European Macro: European Sentiment Indicator (ESI) March 2017

Europe Macro: ESI March 2017

As I talked about in my post about USA PMI (here) there is this debate going on about hard data vs soft data. Some people suggest the last rally in the markets was because of the expectation of a stronger economy. Some suggest it was just a “trump rally” that has no real support.

Now I’d like to analyze the European Sentiment Indicator (from now on ESI), I want to understand how is the economy doing at my side of the Atlantic sea. The ESI is an aggregate indicator created by the EU that works similar to PMI and NMI but it includes all the business sectors, industrials, services, retail, construction, consumer confidence, etc.

So overall if ESI shows higher readings we should expect the economy to get better in the following months. Obviously then there are different countries and different countries, but overall at an EU level, we should see higher levels of growth that before. And if we see ESI decreasing we should see lower levels of growth.

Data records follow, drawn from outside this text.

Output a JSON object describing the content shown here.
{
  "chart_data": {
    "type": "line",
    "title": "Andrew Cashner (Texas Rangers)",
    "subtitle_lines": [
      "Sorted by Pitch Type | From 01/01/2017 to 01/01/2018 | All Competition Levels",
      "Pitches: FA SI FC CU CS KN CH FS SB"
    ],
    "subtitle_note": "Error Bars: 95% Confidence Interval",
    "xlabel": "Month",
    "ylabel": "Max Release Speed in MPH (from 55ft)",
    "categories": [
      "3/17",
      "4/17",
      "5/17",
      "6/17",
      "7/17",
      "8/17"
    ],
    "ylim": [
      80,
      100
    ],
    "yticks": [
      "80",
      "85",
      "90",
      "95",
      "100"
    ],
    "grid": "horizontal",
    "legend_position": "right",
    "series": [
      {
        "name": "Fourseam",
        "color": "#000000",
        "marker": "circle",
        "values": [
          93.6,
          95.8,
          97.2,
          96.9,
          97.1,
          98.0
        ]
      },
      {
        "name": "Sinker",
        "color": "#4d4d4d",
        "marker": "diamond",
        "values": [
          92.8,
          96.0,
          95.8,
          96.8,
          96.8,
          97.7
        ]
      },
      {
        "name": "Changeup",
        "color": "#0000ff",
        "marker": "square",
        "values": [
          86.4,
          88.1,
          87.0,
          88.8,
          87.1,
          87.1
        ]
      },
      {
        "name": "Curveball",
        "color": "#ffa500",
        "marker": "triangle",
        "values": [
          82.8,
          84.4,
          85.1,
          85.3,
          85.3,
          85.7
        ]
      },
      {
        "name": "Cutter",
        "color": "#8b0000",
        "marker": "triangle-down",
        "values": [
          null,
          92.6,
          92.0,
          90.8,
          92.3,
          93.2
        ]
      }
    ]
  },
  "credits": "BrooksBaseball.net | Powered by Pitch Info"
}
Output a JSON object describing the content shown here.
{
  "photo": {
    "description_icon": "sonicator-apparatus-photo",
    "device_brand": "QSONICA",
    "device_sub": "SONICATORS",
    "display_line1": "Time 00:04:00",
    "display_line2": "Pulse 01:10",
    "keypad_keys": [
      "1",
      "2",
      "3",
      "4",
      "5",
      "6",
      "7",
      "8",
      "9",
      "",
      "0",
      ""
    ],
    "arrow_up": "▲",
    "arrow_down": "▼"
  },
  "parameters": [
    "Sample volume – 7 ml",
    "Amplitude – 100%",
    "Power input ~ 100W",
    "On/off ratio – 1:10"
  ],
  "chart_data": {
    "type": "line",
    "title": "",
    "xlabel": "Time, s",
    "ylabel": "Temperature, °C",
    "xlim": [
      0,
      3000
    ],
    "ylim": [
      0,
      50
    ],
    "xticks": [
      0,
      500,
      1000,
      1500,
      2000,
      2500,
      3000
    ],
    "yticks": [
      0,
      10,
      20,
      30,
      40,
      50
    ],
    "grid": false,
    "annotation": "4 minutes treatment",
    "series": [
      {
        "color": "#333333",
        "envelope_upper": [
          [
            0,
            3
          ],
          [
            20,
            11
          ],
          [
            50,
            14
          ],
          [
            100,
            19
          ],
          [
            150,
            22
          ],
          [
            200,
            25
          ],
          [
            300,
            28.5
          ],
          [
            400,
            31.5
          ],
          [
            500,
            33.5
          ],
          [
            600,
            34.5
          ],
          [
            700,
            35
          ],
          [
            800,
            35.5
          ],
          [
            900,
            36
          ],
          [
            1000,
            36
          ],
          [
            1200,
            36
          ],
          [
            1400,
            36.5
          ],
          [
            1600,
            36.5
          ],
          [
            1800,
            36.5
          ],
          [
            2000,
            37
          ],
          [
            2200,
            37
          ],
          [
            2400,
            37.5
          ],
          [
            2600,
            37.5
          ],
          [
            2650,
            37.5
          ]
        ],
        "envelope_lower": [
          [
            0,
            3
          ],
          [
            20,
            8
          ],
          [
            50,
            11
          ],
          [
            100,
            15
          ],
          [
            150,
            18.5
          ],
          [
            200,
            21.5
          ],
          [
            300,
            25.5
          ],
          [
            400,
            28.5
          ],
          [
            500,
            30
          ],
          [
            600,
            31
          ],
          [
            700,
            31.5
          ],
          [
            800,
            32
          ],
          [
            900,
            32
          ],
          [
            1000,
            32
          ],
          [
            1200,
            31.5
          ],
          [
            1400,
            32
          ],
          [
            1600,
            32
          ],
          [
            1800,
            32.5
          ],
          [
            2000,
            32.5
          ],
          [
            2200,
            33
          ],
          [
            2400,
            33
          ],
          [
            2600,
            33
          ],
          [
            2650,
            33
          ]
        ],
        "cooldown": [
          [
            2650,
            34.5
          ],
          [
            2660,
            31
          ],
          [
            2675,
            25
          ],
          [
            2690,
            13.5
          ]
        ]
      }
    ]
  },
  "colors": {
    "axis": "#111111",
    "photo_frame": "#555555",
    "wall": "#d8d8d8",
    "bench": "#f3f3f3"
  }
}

I do not believe in point predictions so I won’t walk that path. I don’t know if the economy will grow at 2.4% or 3.5% rate. But I don’t care as I don’t need it to build a framework and a view of the economy. What is important is the dynamics and direction of the economy.

If the economy grows faster than expected then business will probably beat expectations and therefore we should expect the markets to go up. How much does will the economy grow, how much will business beat expectations or go up? That’s impossible to know so I won’t even try. But what we can do is to be exposed to the “right side”.

So now let’s check the ESI to try to understand what’s been going on, what we can expect and what should be our view.

ESI March 2017.png

So what we see is an increase in ESI during the second half of 2016. Which is consistent with markets rally.  Now the indicator is flattening but still high and growing, so we should believe that the economy will stay strong. Therefore we should have a bullish view on the economy of the European Union. But does this affect every country? Well, let’s analyze the different ESI for the different countries in the last year.

ESI chart march 2017.png

The chart shows the major economies of the EU and its readings for the ESI indicator. As you can see most of them are doing much better now than they were doing a year ago. Except for Belgium, Italy and perhaps Spain, all of them look very positive.

In conclusion, ESI data supports the bullish story for the EU markets. Which with US data help to build a bullish view of developed markets for the next months. As always we should keep an eye on how the data evolves and remember one indicator is not enough to draw a conclusion. But this looks more positive than negative so I believe the “Trump rally theory” keeps losing strength.